Use packrat so that the shared libraries are exactly the same and not changing other's environment.

In terms of elegance and best practice I think your fundamentally going about it the wrong way. the package packrat was designed for these issues. It is developed by RStudio by Hadley Wickham. Instead of them having to install dependencies and possibly mess up someone environment system packrat uses its own directory and installs all the dependencies for your programs in their and doesn't touch someone's environment.

Packrat is a dependency management system for R.

R package dependencies can be frustrating. Have you ever had to use trial-and-error to figure out what R packages you need to install to make someone else’s code work–and then been left with those packages globally installed forever, because now you’re not sure whether you need them? Have you ever updated a package to get code in one of your projects to work, only to find that the updated package makes code in another project stop working?

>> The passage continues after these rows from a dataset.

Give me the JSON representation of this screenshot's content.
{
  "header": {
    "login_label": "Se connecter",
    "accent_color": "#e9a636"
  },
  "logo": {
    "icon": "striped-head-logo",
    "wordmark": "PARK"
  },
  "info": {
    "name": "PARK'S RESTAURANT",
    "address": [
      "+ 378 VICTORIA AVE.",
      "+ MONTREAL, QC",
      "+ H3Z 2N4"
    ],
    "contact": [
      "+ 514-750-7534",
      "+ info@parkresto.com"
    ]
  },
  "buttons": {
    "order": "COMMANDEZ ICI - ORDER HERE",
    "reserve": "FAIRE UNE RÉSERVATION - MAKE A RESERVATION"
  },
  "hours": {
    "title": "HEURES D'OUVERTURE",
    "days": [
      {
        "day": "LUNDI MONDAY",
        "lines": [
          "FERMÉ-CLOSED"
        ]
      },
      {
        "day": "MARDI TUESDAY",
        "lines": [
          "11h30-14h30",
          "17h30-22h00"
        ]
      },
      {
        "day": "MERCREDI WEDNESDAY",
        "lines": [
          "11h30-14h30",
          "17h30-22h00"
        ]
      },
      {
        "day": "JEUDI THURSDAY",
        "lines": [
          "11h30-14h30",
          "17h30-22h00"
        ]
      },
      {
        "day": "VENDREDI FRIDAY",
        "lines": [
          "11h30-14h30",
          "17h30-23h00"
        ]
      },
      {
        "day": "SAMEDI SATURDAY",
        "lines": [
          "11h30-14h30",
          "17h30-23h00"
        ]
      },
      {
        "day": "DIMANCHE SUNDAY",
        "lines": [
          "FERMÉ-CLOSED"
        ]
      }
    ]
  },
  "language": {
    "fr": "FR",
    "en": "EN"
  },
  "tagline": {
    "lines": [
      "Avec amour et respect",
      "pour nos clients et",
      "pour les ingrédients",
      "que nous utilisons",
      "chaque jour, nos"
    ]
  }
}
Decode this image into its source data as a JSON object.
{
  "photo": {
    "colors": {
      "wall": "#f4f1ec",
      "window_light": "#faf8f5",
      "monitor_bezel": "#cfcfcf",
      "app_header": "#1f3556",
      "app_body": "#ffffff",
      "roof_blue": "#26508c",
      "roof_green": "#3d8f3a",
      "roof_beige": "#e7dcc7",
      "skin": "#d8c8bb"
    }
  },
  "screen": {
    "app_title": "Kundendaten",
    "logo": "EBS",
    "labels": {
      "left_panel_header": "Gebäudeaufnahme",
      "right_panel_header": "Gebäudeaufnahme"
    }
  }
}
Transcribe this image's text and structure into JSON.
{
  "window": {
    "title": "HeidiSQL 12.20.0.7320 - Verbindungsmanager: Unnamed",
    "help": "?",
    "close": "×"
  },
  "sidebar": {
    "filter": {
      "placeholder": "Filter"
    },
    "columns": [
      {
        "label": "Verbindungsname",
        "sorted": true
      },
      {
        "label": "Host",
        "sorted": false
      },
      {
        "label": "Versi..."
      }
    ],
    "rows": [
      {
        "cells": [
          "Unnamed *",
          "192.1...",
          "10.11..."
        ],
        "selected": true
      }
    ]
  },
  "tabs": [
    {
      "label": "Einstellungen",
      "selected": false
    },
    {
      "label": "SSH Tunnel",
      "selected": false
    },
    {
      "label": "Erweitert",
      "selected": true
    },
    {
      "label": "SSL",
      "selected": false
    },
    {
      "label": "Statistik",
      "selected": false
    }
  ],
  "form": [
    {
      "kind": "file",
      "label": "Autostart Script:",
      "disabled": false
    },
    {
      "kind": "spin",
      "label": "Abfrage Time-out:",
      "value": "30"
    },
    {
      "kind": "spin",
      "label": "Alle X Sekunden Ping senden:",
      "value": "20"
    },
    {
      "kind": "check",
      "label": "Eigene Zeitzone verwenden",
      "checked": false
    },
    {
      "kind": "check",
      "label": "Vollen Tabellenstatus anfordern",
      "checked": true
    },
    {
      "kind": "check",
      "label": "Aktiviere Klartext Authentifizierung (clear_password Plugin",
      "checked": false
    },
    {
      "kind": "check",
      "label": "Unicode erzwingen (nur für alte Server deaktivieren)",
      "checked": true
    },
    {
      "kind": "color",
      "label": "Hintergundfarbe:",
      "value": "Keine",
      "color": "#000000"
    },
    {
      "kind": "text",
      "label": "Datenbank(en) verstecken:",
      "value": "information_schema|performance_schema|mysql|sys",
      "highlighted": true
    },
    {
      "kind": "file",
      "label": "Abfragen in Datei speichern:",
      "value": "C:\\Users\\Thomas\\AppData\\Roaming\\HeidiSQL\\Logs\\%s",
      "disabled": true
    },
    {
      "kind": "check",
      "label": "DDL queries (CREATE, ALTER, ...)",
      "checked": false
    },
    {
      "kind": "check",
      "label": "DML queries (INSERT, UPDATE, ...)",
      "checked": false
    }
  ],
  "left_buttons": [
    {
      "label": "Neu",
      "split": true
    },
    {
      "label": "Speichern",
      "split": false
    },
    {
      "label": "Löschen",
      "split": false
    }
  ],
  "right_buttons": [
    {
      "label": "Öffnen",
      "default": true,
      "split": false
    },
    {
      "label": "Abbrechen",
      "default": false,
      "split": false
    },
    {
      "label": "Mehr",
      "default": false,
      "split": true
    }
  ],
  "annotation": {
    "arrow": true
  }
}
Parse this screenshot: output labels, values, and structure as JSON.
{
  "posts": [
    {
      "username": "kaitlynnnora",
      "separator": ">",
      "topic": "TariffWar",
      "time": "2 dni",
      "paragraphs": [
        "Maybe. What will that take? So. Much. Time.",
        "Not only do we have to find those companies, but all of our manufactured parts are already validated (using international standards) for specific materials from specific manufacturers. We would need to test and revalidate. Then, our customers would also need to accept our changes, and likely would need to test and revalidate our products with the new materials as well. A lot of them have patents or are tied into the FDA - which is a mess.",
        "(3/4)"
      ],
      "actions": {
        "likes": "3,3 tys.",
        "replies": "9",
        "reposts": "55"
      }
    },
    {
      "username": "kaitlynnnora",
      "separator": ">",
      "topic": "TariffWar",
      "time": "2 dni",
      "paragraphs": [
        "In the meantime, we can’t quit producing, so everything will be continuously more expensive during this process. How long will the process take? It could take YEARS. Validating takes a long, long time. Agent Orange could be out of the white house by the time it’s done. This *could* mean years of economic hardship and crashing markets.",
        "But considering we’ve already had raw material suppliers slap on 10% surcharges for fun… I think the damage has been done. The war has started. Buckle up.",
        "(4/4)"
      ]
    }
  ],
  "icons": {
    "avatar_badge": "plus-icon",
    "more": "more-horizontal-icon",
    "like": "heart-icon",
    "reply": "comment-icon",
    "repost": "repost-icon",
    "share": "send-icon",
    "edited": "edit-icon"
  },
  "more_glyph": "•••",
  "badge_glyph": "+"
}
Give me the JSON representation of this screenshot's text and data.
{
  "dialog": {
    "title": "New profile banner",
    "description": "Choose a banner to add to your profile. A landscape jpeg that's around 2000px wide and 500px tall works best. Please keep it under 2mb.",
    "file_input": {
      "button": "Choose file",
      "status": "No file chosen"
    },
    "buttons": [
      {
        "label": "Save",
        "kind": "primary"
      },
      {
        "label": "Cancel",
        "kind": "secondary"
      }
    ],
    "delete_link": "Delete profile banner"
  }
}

We built packrat to solve these problems. Use packrat to make your R projects more:

  • Isolated: Installing a new or updated package for one project won’t break your other projects, and vice versa. That’s because packrat gives each project its own private package library.
  • Portable: Easily transport your projects from one computer to another, even across different platforms. Packrat makes it easy to install the packages your project depends on.
  • Reproducible: Packrat records the exact package versions you depend on, and ensures those exact versions are the ones that get installed wherever you go.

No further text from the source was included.